The arugment is colossal failure. It seems that Minton was deliberately vague whereas in his last attempt he was too specific. The argument fails because it is ambiguous at best. It fails because he proves too much: God loves the devil.

One other area I want to criticize is Minton’s treatment of atonement. I want to know, if Christ atoned for the sins of all men, why Hitler is in hell. Minton writes, “The death of Christ did not automatically transfer salvation to everyone whom it was intended for even on The Calvinist system! No matter what your soteriology, no one believes that they were saved the moment Christ uttered “It is finished” and breathed his last.
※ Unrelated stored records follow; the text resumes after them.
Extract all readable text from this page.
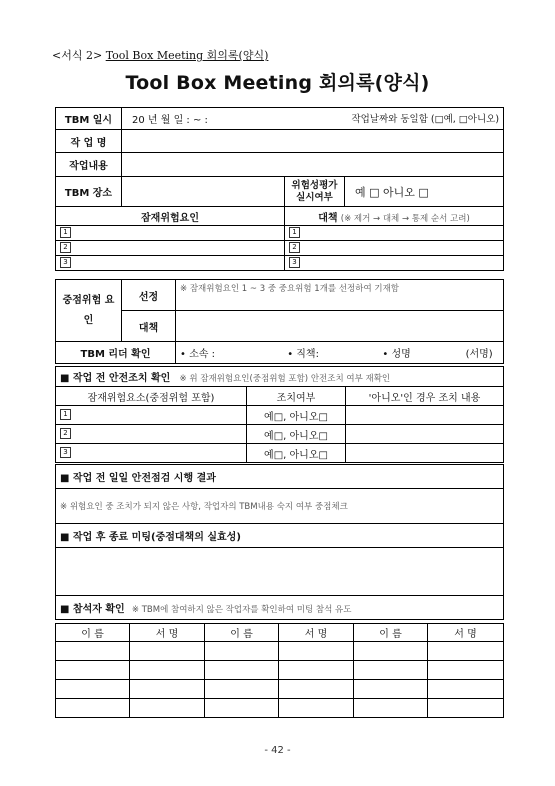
<서식 2> Tool Box Meeting 회의록(양식)
Tool Box Meeting 회의록(양식)
TBM 일시	20 년 월 일 : ~ : 작업날짜와 동일함 (□예, □아니오)		

작 업 명			
작업내용			
TBM 장소		위험성평가 실시여부	예 □ 아니오 □
잠재위험요인		대책 (※ 제거 → 대체 → 통제 순서 고려)	
1		1	
2		2	
3		3	
중점위험 요인	선정	※ 잠재위험요인 1 ~ 3 중 중요위험 1개를 선정하여 기재함
	대책	
TBM 리더 확인		• 소속 : • 직책: • 성명 (서명)
■ 작업 전 안전조치 확인 ※ 위 잠재위험요인(중점위험 포함) 안전조치 여부 재확인		
잠재위험요소(중점위험 포함)	조치여부	'아니오'인 경우 조치 내용
1	예□, 아니오□	
2	예□, 아니오□	
3	예□, 아니오□	
■ 작업 전 일일 안전점검 시행 결과
※ 위험요인 중 조치가 되지 않은 사항, 작업자의 TBM내용 숙지 여부 중점체크
■ 작업 후 종료 미팅(중점대책의 실효성)

■ 참석자 확인 ※ TBM에 참여하지 않은 작업자를 확인하여 미팅 참석 유도
이 름	서 명	이 름	서 명	이 름	서 명

- 42 -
This is true. But what we do believe is that Christ’s death on the cross guaranteed that the redemption that had been accomplished would be applied to those for whom it was intended. What we reject is that God would intend to apply Christ’s work to Hitler but somehow, strangely enough, would fail to do so. The payment was intended for those to whom the Holy Spirit would apply it. The lapse of time between the actual payment and its application is irrelevant. The cross looked to the final judgment. That’s the point. The transaction at Calvary was a legal transaction. What happens as a result of that work is that those whom God chose from the beginning will receive a new heart and the gift of faith from God the Holy Spirit at regeneration. This is redemption applied. Minton’s response is a moot point.

Minton goes on to say, “Jesus technically only paid the debt for the sins of the elect, but that doesn’t mean the atonement was intended only for the elect. God wants all saved (2 Peter 3:9), so He died for all (2 Corinthians 5:15), it’s just that many won’t believe and are lost (John 3:18, John 3:36).“

Minton equivocates on the word “atone.” He refuses to allow that word to stand on its own two feet. To atone for someone’s sin is to pay the debt for those sins. Minton gives atone his own definition so that he can escape this obvious problem is has put himself in. I will say it again: if Jesus died for all the sins of all people, then that means he paid the debt for all the sins of all people. One of those sins is the refusal to believe. This means God has NO legal basis to send anyone to hell, even just for the sin of refusing to believe. Atone means atone. It’s pretty simple. If Minton is going to hold onto to his Arminianism and insist on holding onto human logic, then he will have to reject the penal-substitutionary view of the atonement. And doing so will only push him further from historic Christianity.

I could say much more about Minton’s argument but honestly, I said much more than I needed to.